I actually am ashamed to say that having lived in Athens and visited on and off for over 30 years, before this winter I had never been there. But since my brother’s fiance’s sister (actually my brother’s ex-fiance’s sister now) was the archaeologist in charge of the site, I felt it was my family duty to take a walk down there, introduce myself and take some pictures for the Athens Guide as well. I never found her. So I wandered around the ruins instead and had a profound experience.
When you vist Greece in the summer, the ground around the ancient stones has been baked by the sun and anything that was alive is as brown as the dirt. But in the winter when it rains everything is covered in grass and moss and it gives you a strange feeling like you are in Ireland, in some remains of an ancient Greek or Roman colony . And since the summer crowds are at home you can have places like Kerameikos to yourself.
Within the site are the ancient walls of Athens and the Sacred Gate which was only used by pilgrims from Eleusus using the sacred road to and from that site during the anual procession. Nearby is the Dipylon gate which was the main entrance to the city, where the Panathenaic procession began and where the cities prostitutes congregated so they could make themselves available to weary travelers. It was from this spot that Pericles gave what was probably his most well-known speech honoring those who had died in the first year of the Peloponesian war.
Between the two gates is the Pompeion, where the preparations were made for the Panathenaic procession which was in honor of Athena. The building was completely destroyed in 88BC and a 3 aisled building called the Building of the Warehouses was erected in it’s place in the 2nd century AD. The church of Agia Triada is in the background. The Eridanos river which once passed through the Sacred gate still flows beneath the site. It was covered by the Romans.

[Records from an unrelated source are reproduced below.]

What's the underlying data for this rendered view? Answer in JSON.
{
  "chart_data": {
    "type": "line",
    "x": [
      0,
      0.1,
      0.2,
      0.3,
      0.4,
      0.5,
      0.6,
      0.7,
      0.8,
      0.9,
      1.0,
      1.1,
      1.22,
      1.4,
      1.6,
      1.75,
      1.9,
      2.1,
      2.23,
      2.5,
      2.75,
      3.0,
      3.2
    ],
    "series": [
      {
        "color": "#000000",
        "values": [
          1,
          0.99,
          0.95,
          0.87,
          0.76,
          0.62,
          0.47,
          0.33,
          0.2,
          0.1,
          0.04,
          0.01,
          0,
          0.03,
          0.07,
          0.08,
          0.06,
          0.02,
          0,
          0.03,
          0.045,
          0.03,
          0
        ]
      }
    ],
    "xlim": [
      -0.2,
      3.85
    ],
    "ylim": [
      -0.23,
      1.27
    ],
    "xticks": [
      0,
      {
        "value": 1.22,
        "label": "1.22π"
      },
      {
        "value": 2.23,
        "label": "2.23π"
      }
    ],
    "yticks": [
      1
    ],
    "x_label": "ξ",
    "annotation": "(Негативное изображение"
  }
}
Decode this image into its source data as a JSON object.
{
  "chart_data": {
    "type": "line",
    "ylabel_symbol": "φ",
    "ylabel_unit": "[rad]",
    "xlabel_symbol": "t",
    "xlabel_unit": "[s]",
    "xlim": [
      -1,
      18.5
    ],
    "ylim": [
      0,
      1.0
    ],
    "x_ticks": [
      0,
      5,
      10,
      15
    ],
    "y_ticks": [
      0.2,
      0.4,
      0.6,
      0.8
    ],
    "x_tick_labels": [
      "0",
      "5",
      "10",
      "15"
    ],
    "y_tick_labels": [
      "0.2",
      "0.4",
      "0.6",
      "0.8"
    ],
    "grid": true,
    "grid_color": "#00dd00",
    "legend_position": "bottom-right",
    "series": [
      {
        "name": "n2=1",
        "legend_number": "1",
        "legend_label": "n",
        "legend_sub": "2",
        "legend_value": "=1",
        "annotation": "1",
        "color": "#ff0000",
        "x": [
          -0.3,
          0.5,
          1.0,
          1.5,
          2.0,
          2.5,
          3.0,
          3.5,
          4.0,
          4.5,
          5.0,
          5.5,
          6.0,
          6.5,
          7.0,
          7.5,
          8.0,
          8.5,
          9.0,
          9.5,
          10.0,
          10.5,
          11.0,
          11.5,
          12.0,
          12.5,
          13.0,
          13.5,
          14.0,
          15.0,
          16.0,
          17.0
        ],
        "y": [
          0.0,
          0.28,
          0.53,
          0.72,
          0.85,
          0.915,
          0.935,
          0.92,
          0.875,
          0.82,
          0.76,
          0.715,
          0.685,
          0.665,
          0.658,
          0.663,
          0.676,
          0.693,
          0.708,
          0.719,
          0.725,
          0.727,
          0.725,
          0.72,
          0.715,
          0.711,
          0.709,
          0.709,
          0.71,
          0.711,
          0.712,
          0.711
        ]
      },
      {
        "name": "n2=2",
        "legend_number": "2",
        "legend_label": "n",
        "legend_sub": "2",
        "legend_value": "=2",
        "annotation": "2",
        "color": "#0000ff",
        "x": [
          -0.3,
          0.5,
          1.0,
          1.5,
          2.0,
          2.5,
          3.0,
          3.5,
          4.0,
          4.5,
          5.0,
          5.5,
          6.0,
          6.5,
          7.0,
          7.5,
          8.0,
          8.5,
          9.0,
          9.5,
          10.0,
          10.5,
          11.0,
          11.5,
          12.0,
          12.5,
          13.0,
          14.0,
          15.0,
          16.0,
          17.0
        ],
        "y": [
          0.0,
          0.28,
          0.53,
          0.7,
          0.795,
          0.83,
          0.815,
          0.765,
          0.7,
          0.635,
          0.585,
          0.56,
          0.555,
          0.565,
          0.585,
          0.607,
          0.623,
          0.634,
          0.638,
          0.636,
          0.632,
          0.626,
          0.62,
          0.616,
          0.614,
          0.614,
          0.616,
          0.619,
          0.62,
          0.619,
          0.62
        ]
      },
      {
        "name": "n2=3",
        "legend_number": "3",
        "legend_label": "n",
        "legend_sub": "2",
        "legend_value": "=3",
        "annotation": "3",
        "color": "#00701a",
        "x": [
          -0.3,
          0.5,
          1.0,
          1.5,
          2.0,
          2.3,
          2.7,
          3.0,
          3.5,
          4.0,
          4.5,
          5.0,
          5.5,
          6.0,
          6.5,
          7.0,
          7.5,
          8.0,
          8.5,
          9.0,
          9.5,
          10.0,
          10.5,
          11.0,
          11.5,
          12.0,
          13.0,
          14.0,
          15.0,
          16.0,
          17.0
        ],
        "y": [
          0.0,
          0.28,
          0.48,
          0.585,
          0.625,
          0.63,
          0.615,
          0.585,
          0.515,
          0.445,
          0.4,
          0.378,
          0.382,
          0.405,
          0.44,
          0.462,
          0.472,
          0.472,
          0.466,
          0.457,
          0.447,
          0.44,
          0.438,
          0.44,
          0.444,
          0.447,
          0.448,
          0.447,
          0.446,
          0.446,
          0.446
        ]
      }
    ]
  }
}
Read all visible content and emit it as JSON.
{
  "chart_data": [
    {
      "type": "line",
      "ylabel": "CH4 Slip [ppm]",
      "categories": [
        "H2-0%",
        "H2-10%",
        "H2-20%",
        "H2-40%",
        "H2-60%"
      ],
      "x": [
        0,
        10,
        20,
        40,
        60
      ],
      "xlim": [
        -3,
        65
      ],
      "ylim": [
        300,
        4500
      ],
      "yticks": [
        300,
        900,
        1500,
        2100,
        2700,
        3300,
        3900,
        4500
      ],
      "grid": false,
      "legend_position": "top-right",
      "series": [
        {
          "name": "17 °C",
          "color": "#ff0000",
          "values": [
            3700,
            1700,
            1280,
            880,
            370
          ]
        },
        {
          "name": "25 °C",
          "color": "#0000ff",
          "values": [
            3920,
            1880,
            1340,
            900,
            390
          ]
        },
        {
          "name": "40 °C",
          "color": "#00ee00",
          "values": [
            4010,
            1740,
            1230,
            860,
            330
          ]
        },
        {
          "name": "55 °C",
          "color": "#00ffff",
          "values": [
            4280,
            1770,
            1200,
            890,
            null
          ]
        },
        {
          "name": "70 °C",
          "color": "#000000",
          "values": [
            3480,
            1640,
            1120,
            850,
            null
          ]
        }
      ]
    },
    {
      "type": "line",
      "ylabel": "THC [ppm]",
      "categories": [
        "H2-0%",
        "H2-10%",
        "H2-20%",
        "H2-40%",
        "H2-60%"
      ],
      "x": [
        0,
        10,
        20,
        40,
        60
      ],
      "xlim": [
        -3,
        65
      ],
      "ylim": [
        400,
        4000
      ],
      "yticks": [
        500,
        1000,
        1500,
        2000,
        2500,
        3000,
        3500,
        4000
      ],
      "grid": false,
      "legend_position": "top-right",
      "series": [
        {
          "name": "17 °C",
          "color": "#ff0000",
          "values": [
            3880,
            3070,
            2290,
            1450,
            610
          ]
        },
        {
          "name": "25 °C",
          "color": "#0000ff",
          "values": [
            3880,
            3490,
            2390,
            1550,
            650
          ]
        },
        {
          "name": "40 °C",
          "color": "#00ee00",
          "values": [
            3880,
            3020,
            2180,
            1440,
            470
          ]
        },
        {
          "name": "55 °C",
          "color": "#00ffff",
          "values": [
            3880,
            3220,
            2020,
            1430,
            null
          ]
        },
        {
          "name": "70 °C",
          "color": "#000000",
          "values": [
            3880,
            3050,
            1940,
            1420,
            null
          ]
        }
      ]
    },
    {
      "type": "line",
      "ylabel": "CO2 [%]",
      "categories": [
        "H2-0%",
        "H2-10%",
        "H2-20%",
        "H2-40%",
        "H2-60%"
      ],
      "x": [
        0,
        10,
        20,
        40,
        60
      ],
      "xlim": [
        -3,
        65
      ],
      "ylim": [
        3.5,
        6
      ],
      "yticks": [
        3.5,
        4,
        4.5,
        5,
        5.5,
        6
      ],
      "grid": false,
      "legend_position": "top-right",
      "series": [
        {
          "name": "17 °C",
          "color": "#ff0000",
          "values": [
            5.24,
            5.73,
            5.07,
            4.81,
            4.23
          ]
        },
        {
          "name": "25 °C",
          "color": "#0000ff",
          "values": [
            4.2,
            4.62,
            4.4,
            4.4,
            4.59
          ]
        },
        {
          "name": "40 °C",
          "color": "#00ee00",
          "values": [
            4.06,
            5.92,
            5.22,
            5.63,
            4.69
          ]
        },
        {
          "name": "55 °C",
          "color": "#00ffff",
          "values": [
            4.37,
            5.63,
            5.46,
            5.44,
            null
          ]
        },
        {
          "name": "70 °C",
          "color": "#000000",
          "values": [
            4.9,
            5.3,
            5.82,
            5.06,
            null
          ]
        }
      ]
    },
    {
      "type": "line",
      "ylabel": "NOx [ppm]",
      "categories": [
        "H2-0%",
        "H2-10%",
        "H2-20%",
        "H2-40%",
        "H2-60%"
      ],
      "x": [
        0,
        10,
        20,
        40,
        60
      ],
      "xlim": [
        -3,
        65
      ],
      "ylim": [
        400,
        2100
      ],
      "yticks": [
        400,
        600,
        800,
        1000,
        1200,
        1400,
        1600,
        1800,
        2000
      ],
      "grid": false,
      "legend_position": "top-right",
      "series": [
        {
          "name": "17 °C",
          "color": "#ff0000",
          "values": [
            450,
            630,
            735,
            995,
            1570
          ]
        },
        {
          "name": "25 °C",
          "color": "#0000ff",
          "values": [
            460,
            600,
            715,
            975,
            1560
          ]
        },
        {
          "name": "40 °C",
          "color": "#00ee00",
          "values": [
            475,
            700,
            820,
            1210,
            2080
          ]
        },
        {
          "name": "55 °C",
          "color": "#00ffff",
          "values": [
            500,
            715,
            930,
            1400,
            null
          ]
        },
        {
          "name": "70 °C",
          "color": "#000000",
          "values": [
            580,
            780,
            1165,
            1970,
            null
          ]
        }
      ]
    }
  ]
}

On the Street of Tombs you can see replicas of the gravestones of some of Athens most prominent citizens. The originals are in the National Museum.
There is a small museum to the left of the site entrance with some really nice pottery, sculptures and right next to it is a collection of pillars which I assume were grave markers. To be honest with you I did not know what I was looking at nor did I care. It was just so beautiful that the ancient past seemed irrelevant. If you can get there in the winter or before the tourist hordes arrive for the summer then go.